A third strategy is to use a modern build tool which understands the build graph within a single repository, supports caching, and which can identify the subset of targets that need to be built for each change. Right now, I advocate for something like Bazel to support this, but really any tool that properly supports caching and which avoids unnecessary rebuilds that you and your team is happy with is a great choice.
Finally, we need to be conscious that someone needs to pay the cost of each change. As an engineer on a team, the smaller the repository, the cheaper the change appears to me. However, all we’ve done is distribute, delay, and escalate the cost of validating a change because we’ve extended the feedback to production. So, while our cost appears reduced at the team level, the cost to the company is larger.

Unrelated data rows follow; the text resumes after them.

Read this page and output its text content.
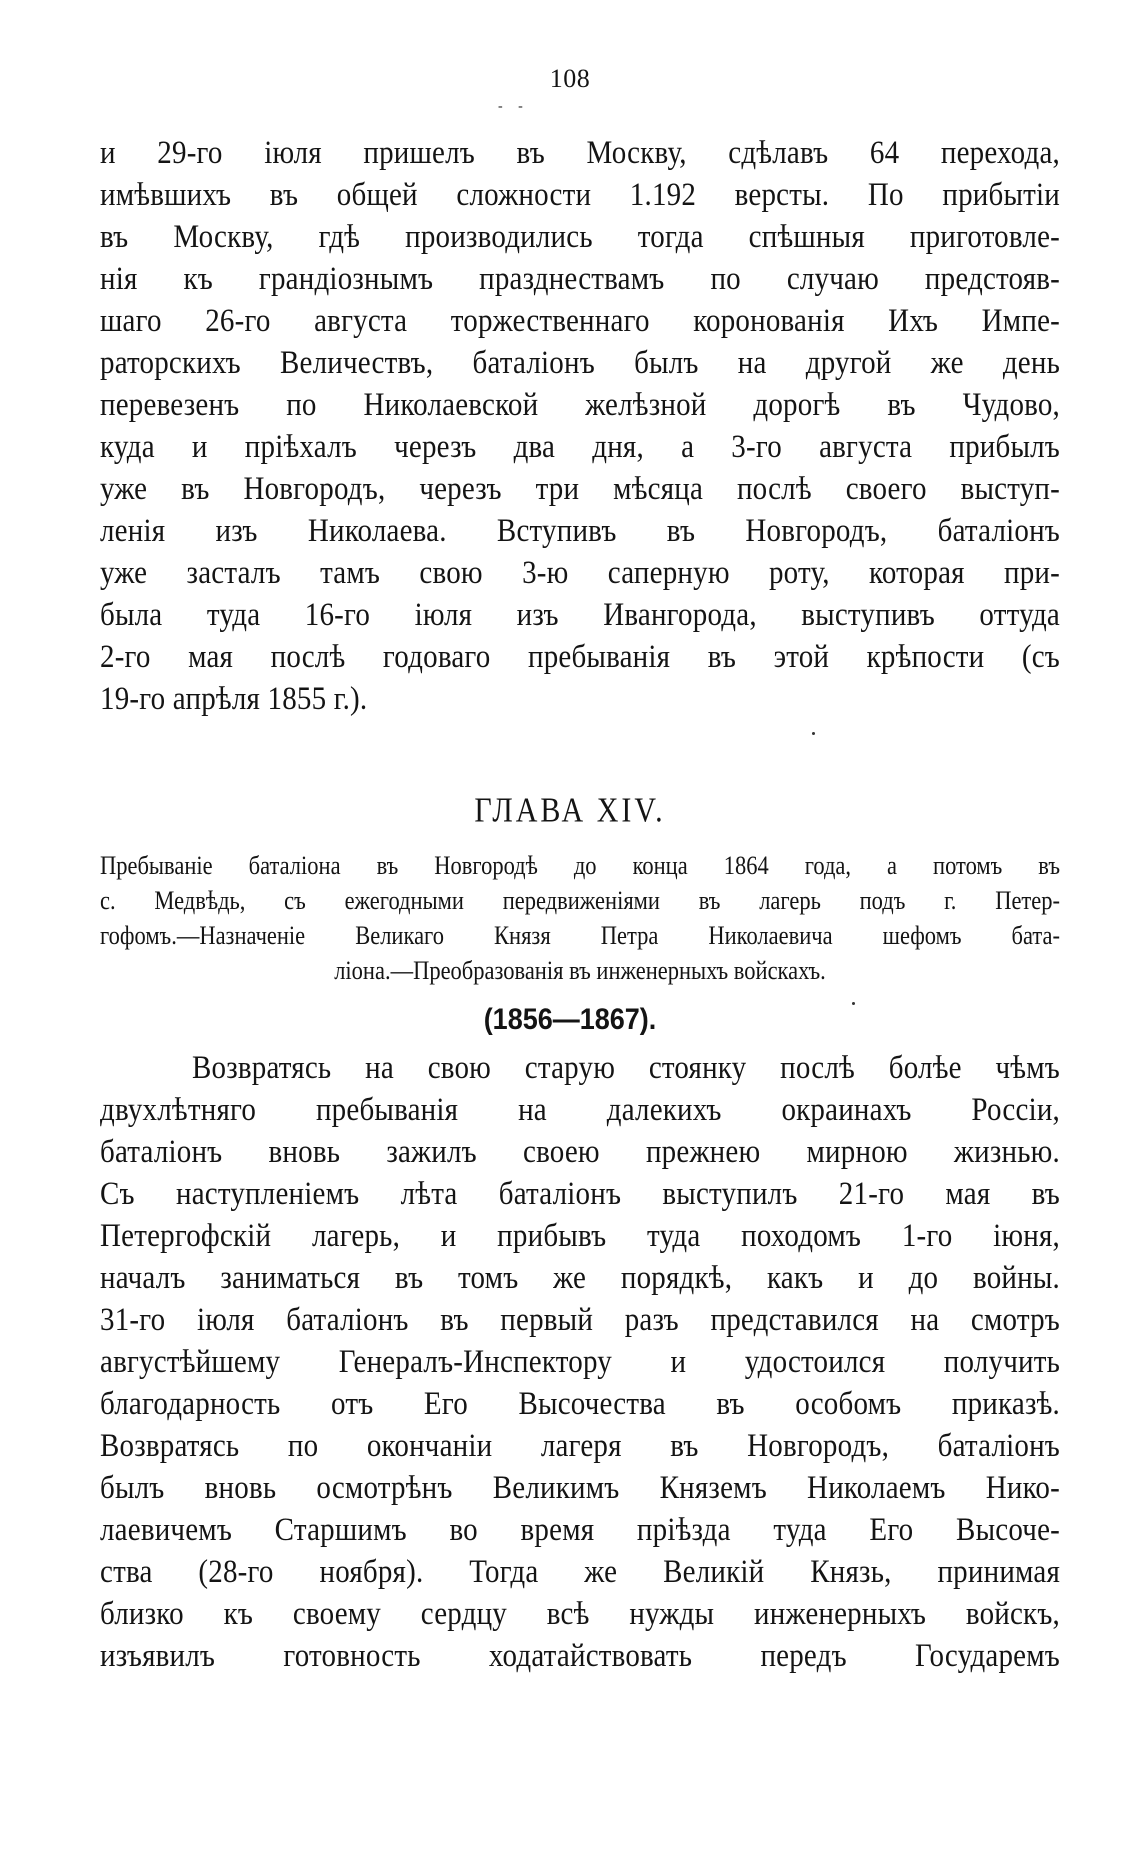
108
- -
и 29-го іюля пришелъ въ Москву, сдѣлавъ 64 перехода,
имѣвшихъ въ общей сложности 1.192 версты. По прибытіи
въ Москву, гдѣ производились тогда спѣшныя приготовле-
нія къ грандіознымъ празднествамъ по случаю предстояв-
шаго 26-го августа торжественнаго коронованія Ихъ Импе-
раторскихъ Величествъ, баталіонъ былъ на другой же день
перевезенъ по Николаевской желѣзной дорогѣ въ Чудово,
куда и пріѣхалъ черезъ два дня, а 3-го августа прибылъ
уже въ Новгородъ, черезъ три мѣсяца послѣ своего выступ-
ленія изъ Николаева. Вступивъ въ Новгородъ, баталіонъ
уже засталъ тамъ свою 3-ю саперную роту, которая при-
была туда 16-го іюля изъ Ивангорода, выступивъ оттуда
2-го мая послѣ годоваго пребыванія въ этой крѣпости (съ
19-го апрѣля 1855 г.).
ГЛАВА XIV.
Пребываніе баталіона въ Новгородѣ до конца 1864 года, а потомъ въ
с. Медвѣдь, съ ежегодными передвиженіями въ лагерь подъ г. Петер-
гофомъ.—Назначеніе Великаго Князя Петра Николаевича шефомъ бата-
ліона.—Преобразованія въ инженерныхъ войскахъ.
(1856—1867).
Возвратясь на свою старую стоянку послѣ болѣе чѣмъ
двухлѣтняго пребыванія на далекихъ окраинахъ Россіи,
баталіонъ вновь зажилъ своею прежнею мирною жизнью.
Съ наступленіемъ лѣта баталіонъ выступилъ 21-го мая въ
Петергофскій лагерь, и прибывъ туда походомъ 1-го іюня,
началъ заниматься въ томъ же порядкѣ, какъ и до войны.
31-го іюля баталіонъ въ первый разъ представился на смотръ
августѣйшему Генералъ-Инспектору и удостоился получить
благодарность отъ Его Высочества въ особомъ приказѣ.
Возвратясь по окончаніи лагеря въ Новгородъ, баталіонъ
былъ вновь осмотрѣнъ Великимъ Княземъ Николаемъ Нико-
лаевичемъ Старшимъ во время пріѣзда туда Его Высоче-
ства (28-го ноября). Тогда же Великій Князь, принимая
близко къ своему сердцу всѣ нужды инженерныхъ войскъ,
изъявилъ готовность ходатайствовать передъ Государемъ
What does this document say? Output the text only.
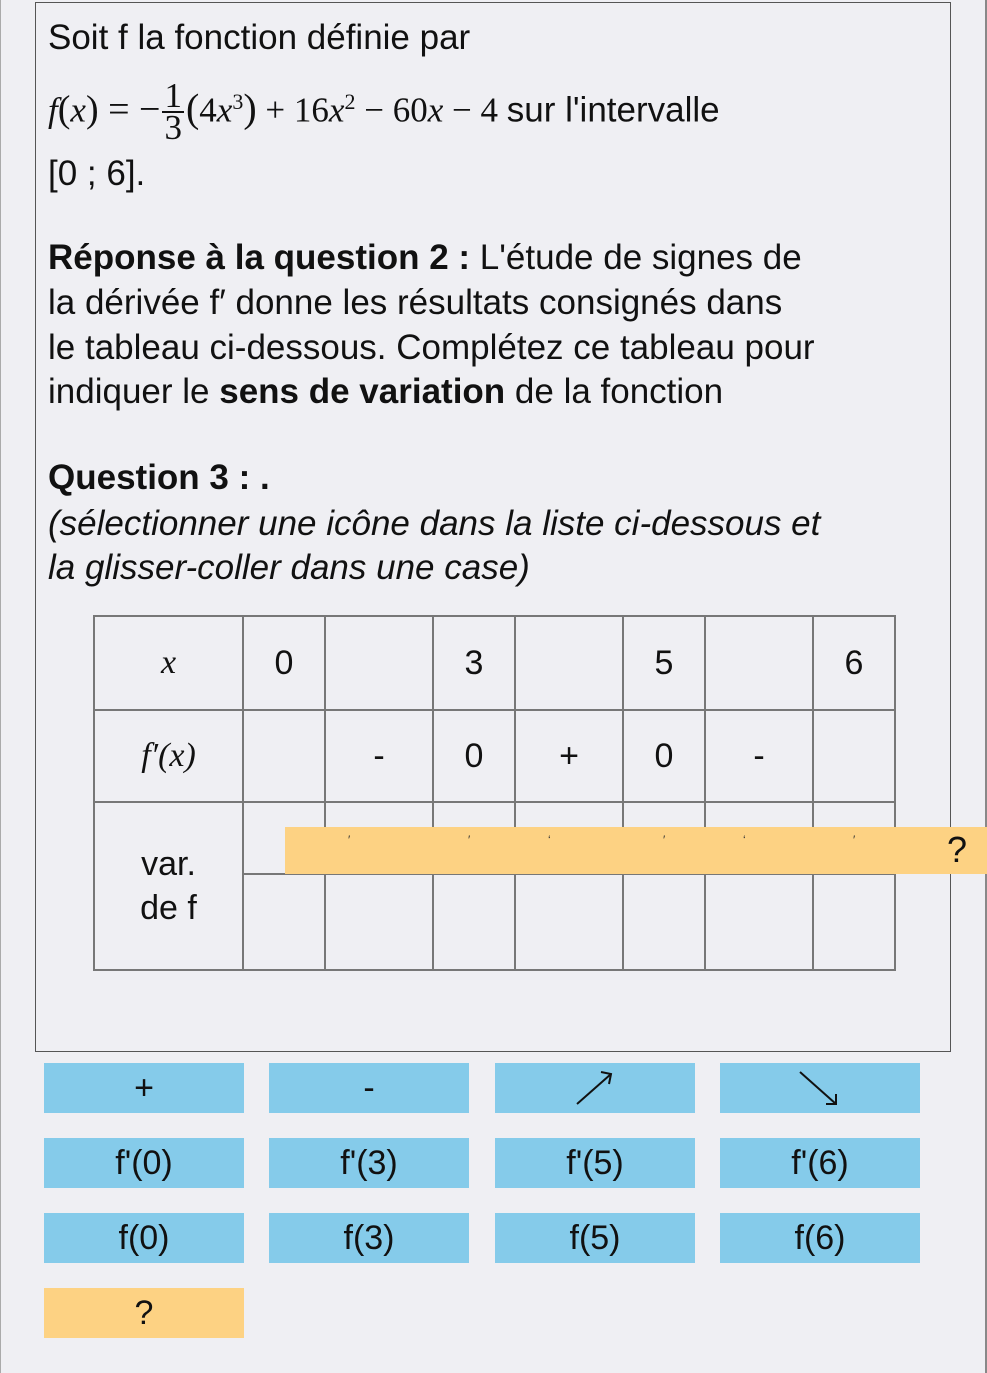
Soit f la fonction définie par
f(x) = − $\frac{1}{3} (4x^3) + 16x^2 - 60x - 4$ sur l'intervalle
[0 ; 6].
Réponse à la question 2 : L'étude de signes de
la dérivée f′ donne les résultats consignés dans
le tableau ci-dessous. Complétez ce tableau pour
indiquer le sens de variation de la fonction
Question 3 : .
(sélectionner une icône dans la liste ci-dessous et
la glisser-coller dans une case)
x	0		3		5		6
f′(x)		-	0	+	0	-	
var.
de f							

′	′	‘	′	‘	′	?
+	-
f'(0)	f'(3)	f'(5)	f'(6)
f(0)	f(3)	f(5)	f(6)
?
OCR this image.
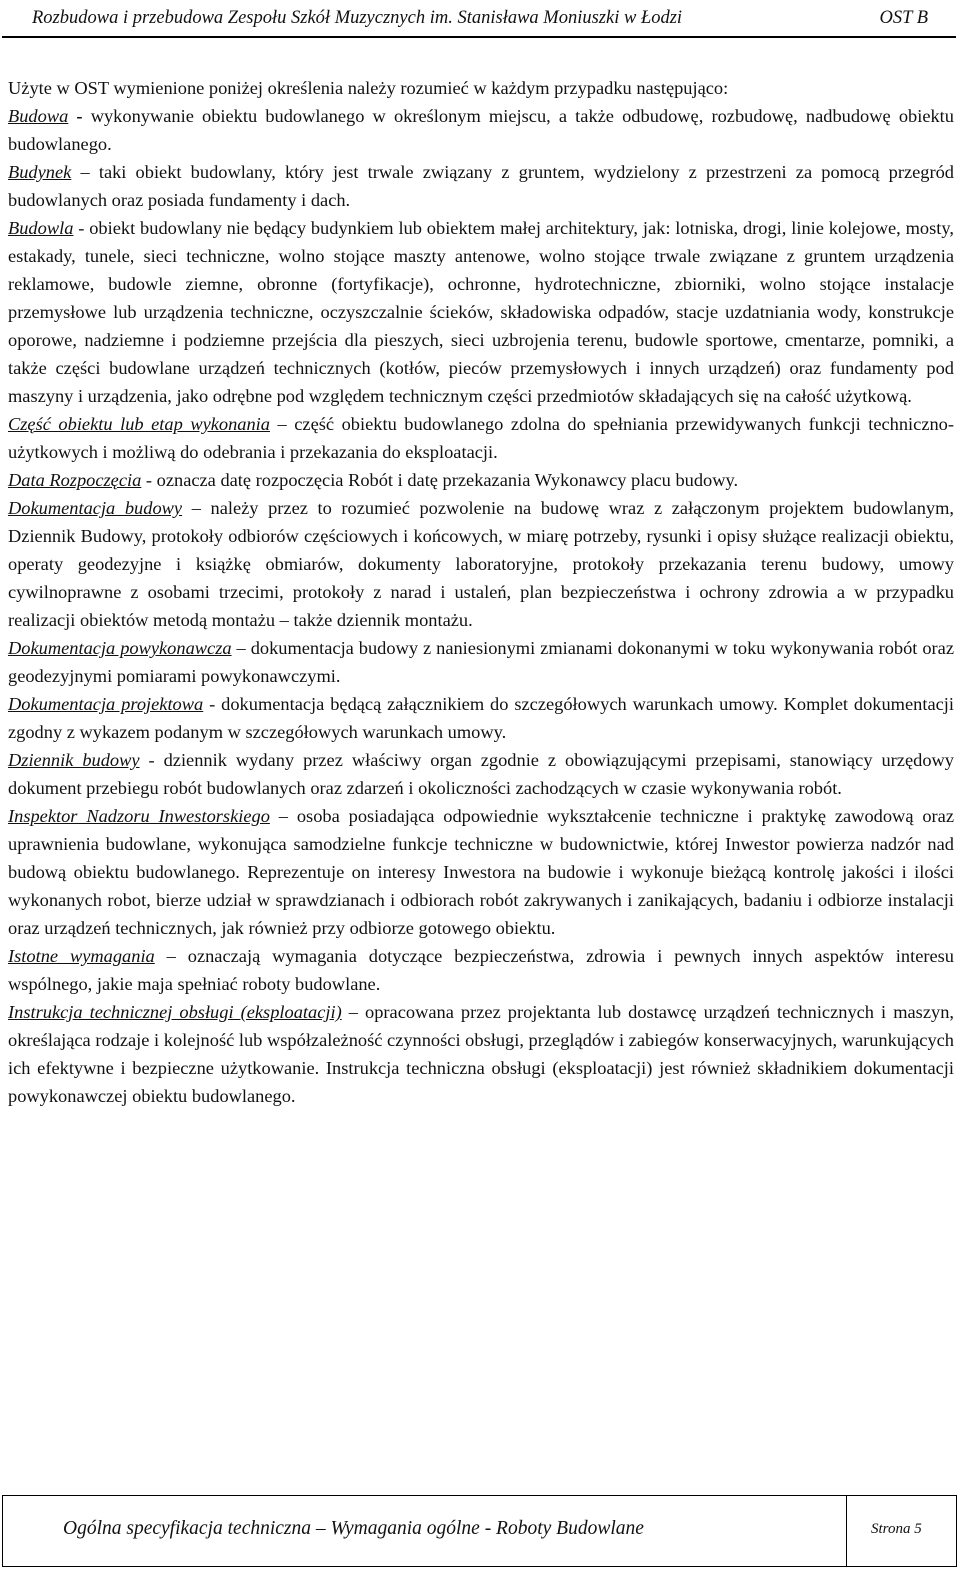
Rozbudowa i przebudowa Zespołu Szkół Muzycznych im. Stanisława Moniuszki w Łodzi	OST B

Użyte w OST wymienione poniżej określenia należy rozumieć w każdym przypadku następująco:

Budowa - wykonywanie obiektu budowlanego w określonym miejscu, a także odbudowę, rozbudowę, nadbudowę obiektu budowlanego.

Budynek – taki obiekt budowlany, który jest trwale związany z gruntem, wydzielony z przestrzeni za pomocą przegród budowlanych oraz posiada fundamenty i dach.

Budowla - obiekt budowlany nie będący budynkiem lub obiektem małej architektury, jak: lotniska, drogi, linie kolejowe, mosty, estakady, tunele, sieci techniczne, wolno stojące maszty antenowe, wolno stojące trwale związane z gruntem urządzenia reklamowe, budowle ziemne, obronne (fortyfikacje), ochronne, hydrotechniczne, zbiorniki, wolno stojące instalacje przemysłowe lub urządzenia techniczne, oczyszczalnie ścieków, składowiska odpadów, stacje uzdatniania wody, konstrukcje oporowe, nadziemne i podziemne przejścia dla pieszych, sieci uzbrojenia terenu, budowle sportowe, cmentarze, pomniki, a także części budowlane urządzeń technicznych (kotłów, pieców przemysłowych i innych urządzeń) oraz fundamenty pod maszyny i urządzenia, jako odrębne pod względem technicznym części przedmiotów składających się na całość użytkową.

Część obiektu lub etap wykonania – część obiektu budowlanego zdolna do spełniania przewidywanych funkcji techniczno-użytkowych i możliwą do odebrania i przekazania do eksploatacji.

Data Rozpoczęcia - oznacza datę rozpoczęcia Robót i datę przekazania Wykonawcy placu budowy.

Dokumentacja budowy – należy przez to rozumieć pozwolenie na budowę wraz z załączonym projektem budowlanym, Dziennik Budowy, protokoły odbiorów częściowych i końcowych, w miarę potrzeby, rysunki i opisy służące realizacji obiektu, operaty geodezyjne i książkę obmiarów, dokumenty laboratoryjne, protokoły przekazania terenu budowy, umowy cywilnoprawne z osobami trzecimi, protokoły z narad i ustaleń, plan bezpieczeństwa i ochrony zdrowia a w przypadku realizacji obiektów metodą montażu – także dziennik montażu.

Dokumentacja powykonawcza – dokumentacja budowy z naniesionymi zmianami dokonanymi w toku wykonywania robót oraz geodezyjnymi pomiarami powykonawczymi.

Dokumentacja projektowa - dokumentacja będącą załącznikiem do szczegółowych warunkach umowy. Komplet dokumentacji zgodny z wykazem podanym w szczegółowych warunkach umowy.

Dziennik budowy - dziennik wydany przez właściwy organ zgodnie z obowiązującymi przepisami, stanowiący urzędowy dokument przebiegu robót budowlanych oraz zdarzeń i okoliczności zachodzących w czasie wykonywania robót.

Inspektor Nadzoru Inwestorskiego – osoba posiadająca odpowiednie wykształcenie techniczne i praktykę zawodową oraz uprawnienia budowlane, wykonująca samodzielne funkcje techniczne w budownictwie, której Inwestor powierza nadzór nad budową obiektu budowlanego. Reprezentuje on interesy Inwestora na budowie i wykonuje bieżącą kontrolę jakości i ilości wykonanych robot, bierze udział w sprawdzianach i odbiorach robót zakrywanych i zanikających, badaniu i odbiorze instalacji oraz urządzeń technicznych, jak również przy odbiorze gotowego obiektu.

Istotne wymagania – oznaczają wymagania dotyczące bezpieczeństwa, zdrowia i pewnych innych aspektów interesu wspólnego, jakie maja spełniać roboty budowlane.

Instrukcja technicznej obsługi (eksploatacji) – opracowana przez projektanta lub dostawcę urządzeń technicznych i maszyn, określająca rodzaje i kolejność lub współzależność czynności obsługi, przeglądów i zabiegów konserwacyjnych, warunkujących ich efektywne i bezpieczne użytkowanie. Instrukcja techniczna obsługi (eksploatacji) jest również składnikiem dokumentacji powykonawczej obiektu budowlanego.

Ogólna specyfikacja techniczna – Wymagania ogólne - Roboty Budowlane	Strona 5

Worse, I don’t believe that the cost to the team is really as small as we believe. Bug reports coming in from other teams many months after a feature has landed are later on the cost of change curve, and so more expensive to fix. Worse, the context for a change is no longer readily available, so it takes extra engineering effort to properly respond to those bug reports and requests to change when they do eventually arrive.
Does this all mean that a single repository with everything in it is “cheap”? Absolutely not. It’s astonishingly expensive, and the tooling required is cutting edge. However, the alternative is more complex, requires an array of tooling that doesn’t even exist yet, and has lengthed feedback loops. It’s definitely not cheaper in the long run.